The Vikings (q.v.) were seafarers, leaving the majestic beauty of their fjords to navigate the freezing waters of the North Sea to assault the northern coasts of Britain and Ireland, sparing no-one. They did the same up and down the Atlantic coast of France and Portugal, penetrating deep into the Mediterranean, or heading west to form colonies in Newfoundland and Iceland. They came from what is now Denmark and Norway, with Sweden invariably looking east towards Russia, while other Scandinavians invaded Britain and Normandy and even settled there. They could not have done any of this without their extraordinary ship, known as ‘the longship’ for good reasons.
These were boats built for war, made of fir planks, with a huge vertical keel made of oak, which made it easier to implant a stout mast and employ a great sail and a deep rudder with a tiller that needed two men to control it. The ships could sail against the wind, but could race before it at fifteen knots. They had no compass, and navigated by the stars, the sun and dead reckoning.
The clinker-built construction of overlapping fir planks secured by clenching nails gave the longship great strength and flexibility. The hulls were sometimes over one hundred and fifty feet long, caulked against leakage with wool and hair. Every warrior aboard was a rower too, and it is not exaggerating to say (there is proof in nautical museums) that some Viking ships carried a hundred or more of these savage fighters, who took it in turns to operate the long sweeps.
The ships were indeed seaworthy, as they needed to be while sailing round the supremely dangerous rocks and inlets of Scotland and Northumbria. Using their vast sail, the Vikings even crossed the Atlantic, and it is very likely they entered the mouth of the St. Laurence river in Canada, and set foot on the coast of what is now New England.
Their traditions were violent, and their methods despicable to modern eyes, but they populated Normandy, and occupied a very large area of eastern England for centuries. This land was called ‘the Danelaw’, and some of the early kings of England, such as Harold, were themselves of Viking stock. Kings of Mercia and Wesses used to pay ‘Danegld’, a kind of protection money to the Vikings who had made their home in Eastern England. If they got their gold, they would (mostly) leave the Anglo-Saxons alone. A kind of nervous, distrusting peace existed during most of the Dark Ages until an English king called Alfred summoned armies and finally drove the Vikings back to their fjords.

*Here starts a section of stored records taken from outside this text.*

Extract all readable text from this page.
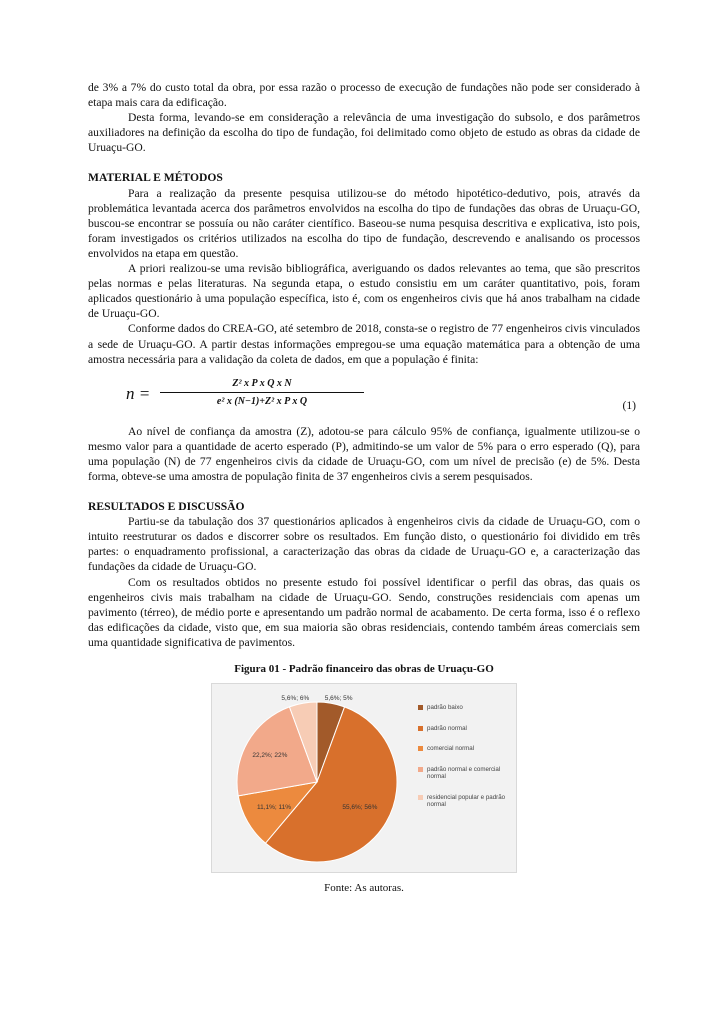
de 3% a 7% do custo total da obra, por essa razão o processo de execução de fundações não pode ser considerado à etapa mais cara da edificação.

Desta forma, levando-se em consideração a relevância de uma investigação do subsolo, e dos parâmetros auxiliadores na definição da escolha do tipo de fundação, foi delimitado como objeto de estudo as obras da cidade de Uruaçu-GO.

MATERIAL E MÉTODOS

Para a realização da presente pesquisa utilizou-se do método hipotético-dedutivo, pois, através da problemática levantada acerca dos parâmetros envolvidos na escolha do tipo de fundações das obras de Uruaçu-GO, buscou-se encontrar se possuía ou não caráter científico. Baseou-se numa pesquisa descritiva e explicativa, isto pois, foram investigados os critérios utilizados na escolha do tipo de fundação, descrevendo e analisando os processos envolvidos na etapa em questão.

A priori realizou-se uma revisão bibliográfica, averiguando os dados relevantes ao tema, que são prescritos pelas normas e pelas literaturas. Na segunda etapa, o estudo consistiu em um caráter quantitativo, pois, foram aplicados questionário à uma população específica, isto é, com os engenheiros civis que há anos trabalham na cidade de Uruaçu-GO.

Conforme dados do CREA-GO, até setembro de 2018, consta-se o registro de 77 engenheiros civis vinculados a sede de Uruaçu-GO. A partir destas informações empregou-se uma equação matemática para a obtenção de uma amostra necessária para a validação da coleta de dados, em que a população é finita:

n =
Z² x P x Q x N
e² x (N−1)+Z² x P x Q	(1)

Ao nível de confiança da amostra (Z), adotou-se para cálculo 95% de confiança, igualmente utilizou-se o mesmo valor para a quantidade de acerto esperado (P), admitindo-se um valor de 5% para o erro esperado (Q), para uma população (N) de 77 engenheiros civis da cidade de Uruaçu-GO, com um nível de precisão (e) de 5%. Desta forma, obteve-se uma amostra de população finita de 37 engenheiros civis a serem pesquisados.

RESULTADOS E DISCUSSÃO

Partiu-se da tabulação dos 37 questionários aplicados à engenheiros civis da cidade de Uruaçu-GO, com o intuito reestruturar os dados e discorrer sobre os resultados. Em função disto, o questionário foi dividido em três partes: o enquadramento profissional, a caracterização das obras da cidade de Uruaçu-GO e, a caracterização das fundações da cidade de Uruaçu-GO.

Com os resultados obtidos no presente estudo foi possível identificar o perfil das obras, das quais os engenheiros civis mais trabalham na cidade de Uruaçu-GO. Sendo, construções residenciais com apenas um pavimento (térreo), de médio porte e apresentando um padrão normal de acabamento. De certa forma, isso é o reflexo das edificações da cidade, visto que, em sua maioria são obras residenciais, contendo também áreas comerciais sem uma quantidade significativa de pavimentos.

Figura 01 - Padrão financeiro das obras de Uruaçu-GO
5,6%; 5%
55,6%; 56%
11,1%; 11%
22,2%; 22%
5,6%; 6%
padrão baixo
padrão normal
comercial normal
padrão normal e comercial normal
residencial popular e padrão normal
Fonte: As autoras.
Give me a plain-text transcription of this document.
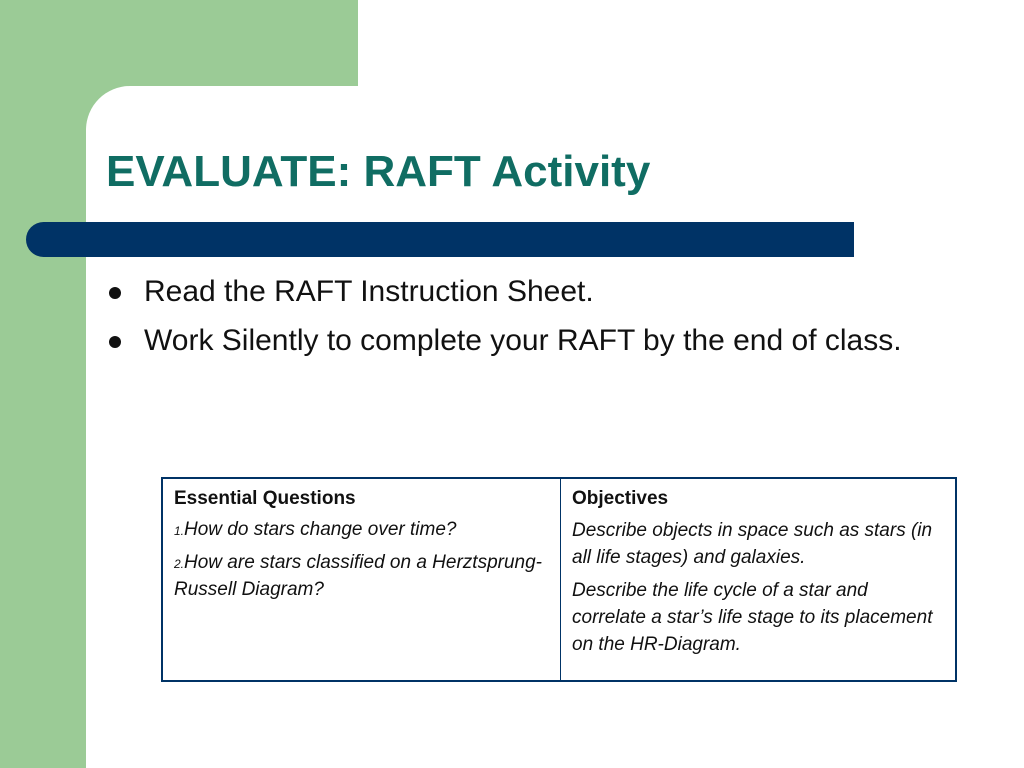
EVALUATE: RAFT Activity
Read the RAFT Instruction Sheet.
Work Silently to complete your RAFT by the end of class.
Essential Questions
1.How do stars change over time?
2.How are stars classified on a Herztsprung-Russell Diagram?
Objectives
Describe objects in space such as stars (in all life stages) and galaxies.
Describe the life cycle of a star and correlate a star’s life stage to its placement on the HR-Diagram.
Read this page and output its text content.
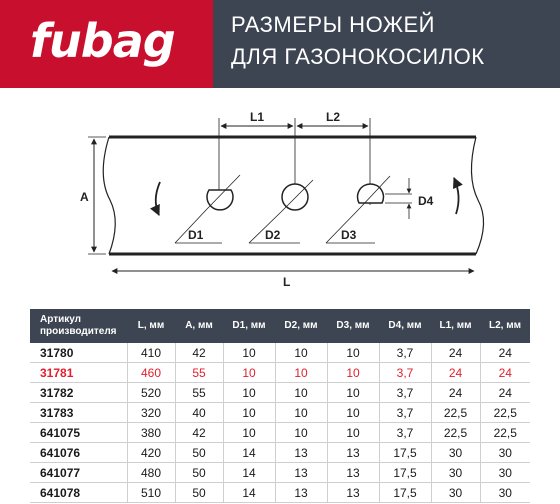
fubag	РАЗМЕРЫ НОЖЕЙ
ДЛЯ ГАЗОНОКОСИЛОК
A
L
L1	L2
D1	D2	D3
D4
Артикул производителя	L, мм	A, мм	D1, мм	D2, мм	D3, мм	D4, мм	L1, мм	L2, мм
31780	410	42	10	10	10	3,7	24	24
31781	460	55	10	10	10	3,7	24	24
31782	520	55	10	10	10	3,7	24	24
31783	320	40	10	10	10	3,7	22,5	22,5
641075	380	42	10	10	10	3,7	22,5	22,5
641076	420	50	14	13	13	17,5	30	30
641077	480	50	14	13	13	17,5	30	30
641078	510	50	14	13	13	17,5	30	30
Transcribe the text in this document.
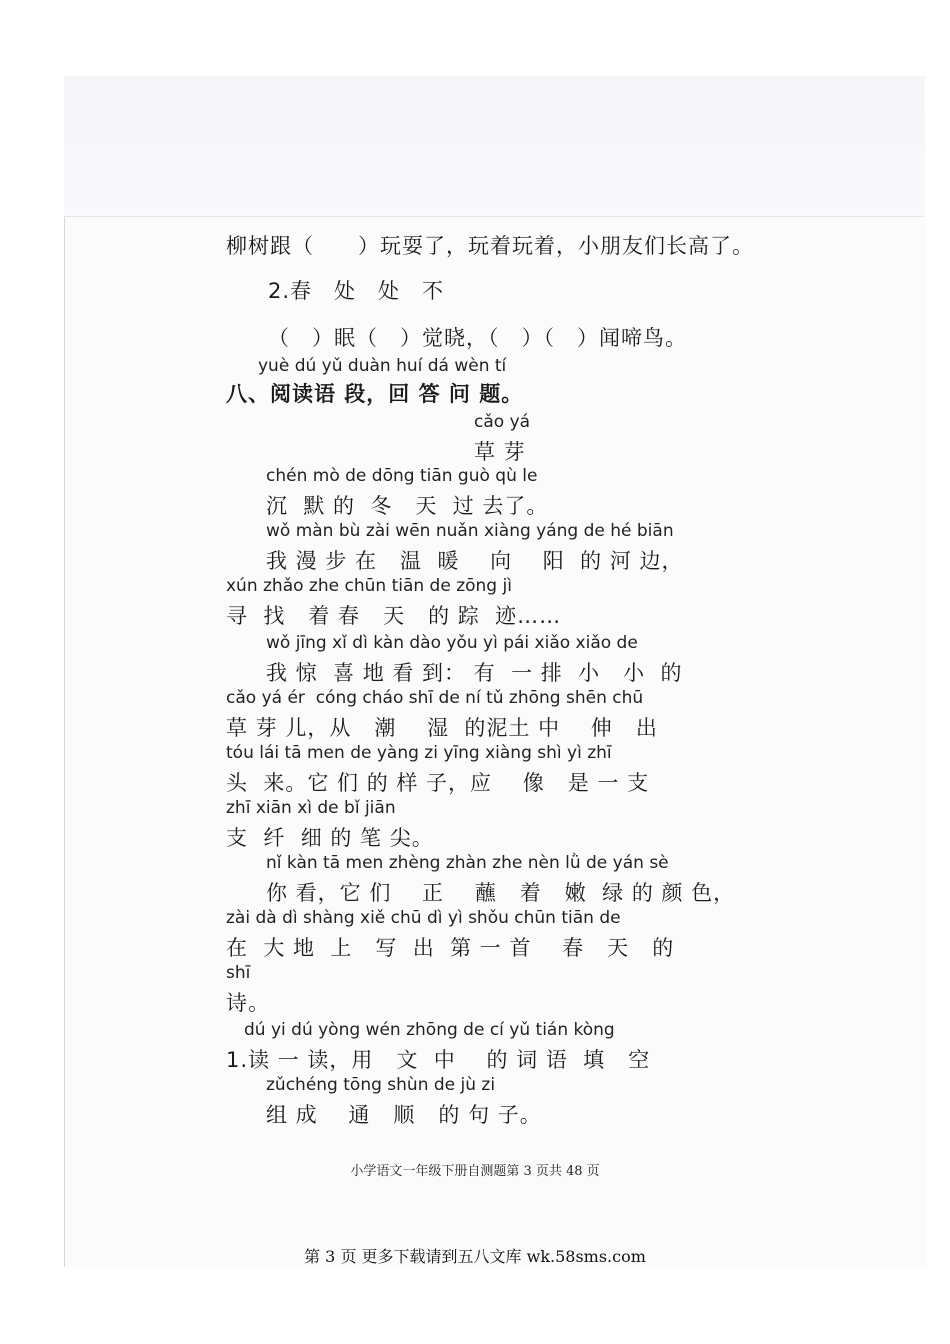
柳树跟（　　）玩耍了，玩着玩着，小朋友们长高了。
2.春　处　处　不
（　）眠（　）觉晓，（　）（　）闻啼鸟。
yuè dú yǔ duàn huí dá wèn tí
八、阅读语 段，回 答 问 题。
cǎo yá
草 芽
chén mò de dōng tiān guò qù le
沉  默 的  冬   天  过 去了。
wǒ màn bù zài wēn nuǎn xiàng yáng de hé biān
我 漫 步 在   温  暖    向    阳  的 河 边，
xún zhǎo zhe chūn tiān de zōng jì
寻  找   着 春   天   的 踪  迹……
wǒ jīng xǐ dì kàn dào yǒu yì pái xiǎo xiǎo de
我 惊  喜 地 看 到： 有  一 排  小   小  的
cǎo yá ér  cóng cháo shī de ní tǔ zhōng shēn chū
草 芽 儿，从   潮    湿  的泥土 中    伸   出
tóu lái tā men de yàng zi yīng xiàng shì yì zhī
头  来。它 们 的 样 子，应    像   是 一 支
zhī xiān xì de bǐ jiān
支  纤  细 的 笔 尖。
nǐ kàn tā men zhèng zhàn zhe nèn lǜ de yán sè
你 看，它 们    正    蘸   着   嫩  绿 的 颜 色，
zài dà dì shàng xiě chū dì yì shǒu chūn tiān de
在  大 地  上   写  出  第 一 首    春   天   的
shī
诗。
dú yi dú yòng wén zhōng de cí yǔ tián kòng
1.读 一 读，用   文  中    的 词 语  填   空
zǔchéng tōng shùn de jù zi
组 成    通   顺   的 句 子。
小学语文一年级下册自测题第 3 页共 48 页
第 3 页 更多下载请到五八文库 wk.58sms.com
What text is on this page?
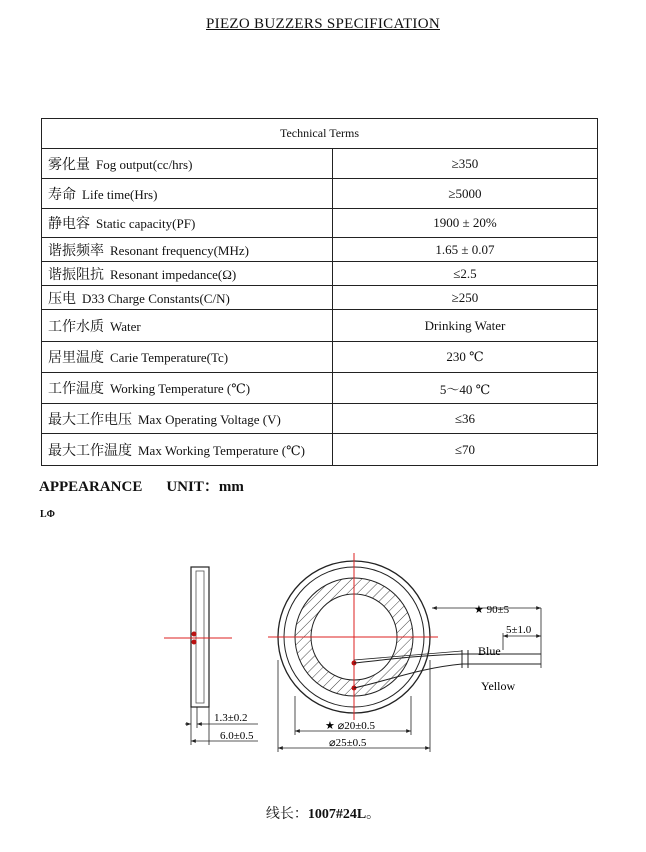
PIEZO BUZZERS SPECIFICATION
Technical Terms	
雾化量 Fog output(cc/hrs)	≥350
寿命 Life time(Hrs)	≥5000
静电容 Static capacity(PF)	1900 ± 20%
谐振频率 Resonant frequency(MHz)	1.65 ± 0.07
谐振阻抗 Resonant impedance(Ω)	≤2.5
压电 D33 Charge Constants(C/N)	≥250
工作水质 Water	Drinking Water
居里温度 Carie Temperature(Tc)	230 ℃
工作温度 Working Temperature (℃)	5～40 ℃
最大工作电压 Max Operating Voltage (V)	≤36
最大工作温度 Max Working Temperature (℃)	≤70
APPEARANCE UNIT：mm
LΦ
1.3±0.2
6.0±0.5
★ 90±5
5±1.0
Blue
Yellow
★ ⌀20±0.5
⌀25±0.5
线长：1007#24L。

I can recommend very few Hollywood-type films with historical themes, but I will recommend without remorse an extraordinary beautiful, if violent film made by Kirk Douglas’s company in 1958 called simply The Vikings. The longships used in the making of this film were specially made, to original plans; they are as near as possible to the real thing. When these dragon-prowed longships neared the English coast, crammed full of shouting, swearing, Godless fighting men with horned helmets, the English rightly trembled, and fires were lit on hills along the coast, which warned that the dreaded Norsemen were coming.